En silencio, maldije a Alfonso. No me había dicho nada de esa propuesta de matrimonio. Si lo hubiese hecho, quizá yo hubiese tenido la oportunidad de advertirle, de explicarle el peculiar círculo del infierno en el que estaba a punto de entrar. Pero escribirle quedaba descartado; mis cartas sin duda serían interceptadas y leídas por Alejandro y César dada la importancia política de esa unión. Estaba obligada a esperar hasta que él llegase a Roma como el novio.

Pero ¿acaso no había oído él las acusaciones de Giovanni Sforza? ¿Había sido tan tonto como para no creerlas? Además, toda Italia sabía que Lucrecia acababa de dar a luz. Sin duda Alfonso aceptaba la mentira de que Perotto había sido el padre y estaba dispuesto a pasar por alto la juvenil indiscreción de Lucrecia.

Todo esto era culpa mía, me dije a mí misma, por haberle ocultado a Alfonso la triste realidad de la vida en Roma.

Yo había querido protegerlo. Como una buena Borgia, había aprendido a mantener la boca cerrada.

– No mucho -replicó Lucrecia en respuesta a mi pregunta-. Padre y César no me lo han dicho hasta esta mañana. ¡Soy tan feliz! Por fin, tendré un marido de mi misma edad; uno que es apuesto y bondadoso. ¡Soy la mujer más afortunada de Roma! Tu hermano ha aceptado vivir aquí. Viviremos todos juntos en Santa María. -Me sujetó la mano-. Estaba tan desesperada solo unos meses atrás que quería quitarme la vida. Pero tú me salvaste, y por eso te estaré siempre agradecida. Ahora vuelvo a tener esperanzas.

César no podía haber escogido mejor manera de hacerme callar, de que vigilase mis maneras y me comportara como él deseaba. Sabía de mi amor por Alfonso; había hablado a menudo de él en las cenas familiares y en nuestros encuentros íntimos. César sabía que haría cualquier cosa para proteger a mi hermano menor.

– Me alegro por ti -dije.

– Sé lo mucho que lo has echado de menos. Quizá padre y César pensaban lo mismo cuando lo eligieron. -La ingenuidad de su declaración me asombró.

– No tengo la menor duda -señalé, a sabiendas de que Lucrecia captaría la ironía.


Aquella noche al entrar en mi dormitorio, me encontré a doña Esmeralda que lloraba arrodillada ante la imagen de san Genaro.

– El fin del mundo está a punto de llegar -gimió, con el pequeño crucifijo de oro que llevaba colgado alrededor del cuello entre sus manos-. Lo han matado. Lo han matado, y todos lo pagaremos.

La ayudé a levantarse y la obligué a sentarse en el borde de la cama.

– ¿A quién, Esmeralda? ¿A quién te refieres?

– A Savonarola -contestó-. Los delegados de Alejandro. No quiso dejar de predicar, así que lo colgaron, y después quemaron su cuerpo. -Sacudió la cabeza-. Dios castigará a Alejandro, madonna -susurró-. Escucha bien mis palabras: ni siquiera un Papa puede actuar con tanta maldad.
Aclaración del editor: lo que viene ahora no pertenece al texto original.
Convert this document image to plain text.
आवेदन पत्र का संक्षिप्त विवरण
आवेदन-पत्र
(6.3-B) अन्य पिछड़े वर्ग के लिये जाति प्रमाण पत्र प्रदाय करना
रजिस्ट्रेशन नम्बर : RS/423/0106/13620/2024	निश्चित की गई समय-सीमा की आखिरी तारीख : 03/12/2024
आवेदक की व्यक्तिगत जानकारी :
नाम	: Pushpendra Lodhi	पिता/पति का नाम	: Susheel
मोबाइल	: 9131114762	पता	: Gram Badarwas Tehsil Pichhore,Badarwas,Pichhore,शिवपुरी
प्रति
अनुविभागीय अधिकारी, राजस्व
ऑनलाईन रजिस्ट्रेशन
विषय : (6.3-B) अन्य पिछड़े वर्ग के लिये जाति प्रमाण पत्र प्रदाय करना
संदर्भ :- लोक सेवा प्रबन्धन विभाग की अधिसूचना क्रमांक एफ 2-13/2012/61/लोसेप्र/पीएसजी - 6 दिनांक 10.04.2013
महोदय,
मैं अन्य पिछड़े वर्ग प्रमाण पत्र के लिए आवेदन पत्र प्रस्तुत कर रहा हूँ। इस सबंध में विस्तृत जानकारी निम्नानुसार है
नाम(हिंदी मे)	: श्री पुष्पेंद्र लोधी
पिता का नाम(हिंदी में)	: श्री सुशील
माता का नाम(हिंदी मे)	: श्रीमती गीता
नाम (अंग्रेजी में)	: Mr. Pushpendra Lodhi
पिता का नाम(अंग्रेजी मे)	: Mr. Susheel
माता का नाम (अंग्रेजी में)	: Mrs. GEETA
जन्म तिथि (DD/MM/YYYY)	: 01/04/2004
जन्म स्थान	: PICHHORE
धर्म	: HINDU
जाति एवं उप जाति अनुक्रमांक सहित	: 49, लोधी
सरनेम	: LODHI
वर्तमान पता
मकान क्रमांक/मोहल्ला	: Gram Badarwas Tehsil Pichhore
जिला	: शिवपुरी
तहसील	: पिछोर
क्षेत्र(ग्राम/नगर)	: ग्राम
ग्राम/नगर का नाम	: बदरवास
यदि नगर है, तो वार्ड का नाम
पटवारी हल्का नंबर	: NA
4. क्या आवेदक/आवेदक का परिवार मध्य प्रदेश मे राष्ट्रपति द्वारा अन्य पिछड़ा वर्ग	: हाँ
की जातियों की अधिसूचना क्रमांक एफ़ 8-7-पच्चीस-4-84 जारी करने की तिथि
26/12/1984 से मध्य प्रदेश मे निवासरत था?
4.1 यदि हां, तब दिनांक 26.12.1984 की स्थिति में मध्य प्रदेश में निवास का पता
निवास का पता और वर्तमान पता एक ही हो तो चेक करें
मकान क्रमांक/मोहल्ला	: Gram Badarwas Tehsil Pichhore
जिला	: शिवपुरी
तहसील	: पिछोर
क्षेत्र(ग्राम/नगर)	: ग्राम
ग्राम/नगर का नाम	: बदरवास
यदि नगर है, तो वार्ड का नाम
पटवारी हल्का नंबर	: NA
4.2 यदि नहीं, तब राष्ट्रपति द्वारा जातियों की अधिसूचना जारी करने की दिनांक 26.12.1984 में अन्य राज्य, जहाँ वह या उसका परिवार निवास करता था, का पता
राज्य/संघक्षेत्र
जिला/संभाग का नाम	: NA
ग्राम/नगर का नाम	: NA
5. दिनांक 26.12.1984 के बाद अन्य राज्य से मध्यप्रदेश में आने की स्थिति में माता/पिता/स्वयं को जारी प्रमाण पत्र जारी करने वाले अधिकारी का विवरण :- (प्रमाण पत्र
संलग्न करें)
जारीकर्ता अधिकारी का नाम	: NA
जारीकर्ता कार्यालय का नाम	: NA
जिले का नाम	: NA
Apoyé mis manos en sus hombros.

– No temas por ti, Esmeralda. Si es verdad que Dios ve en todos los corazones, entonces ve en el tuyo, y sabe que eres una buena mujer. Nunca tendrá motivo para castigarte.

A duras penas podía decir lo mismo de mí.

Cuando Esmeralda por fin se quedó dormida, pensé durante horas en la situación de mi hermano. Recordé las palabras de mi abuelo Ferrante: «Si lo quieres, cuídalo. Los fuertes tenemos que cuidar de los débiles. No tienen el corazón para ser lo que es necesario para sobrevivir».

Haría cualquier cosa por salvar la vida de mi hermano, y César lo sabía muy bien. Acepté que su elección del novio de Lucrecia era parte de un plan destinado a obligarme a casarme con él.

Pensar que en otro tiempo me llenaba de deleite ahora me hacía estremecer… porque sabía que, para proteger a Alfonso, tendría que abandonar al pobre Jofre y casarme con un asesino.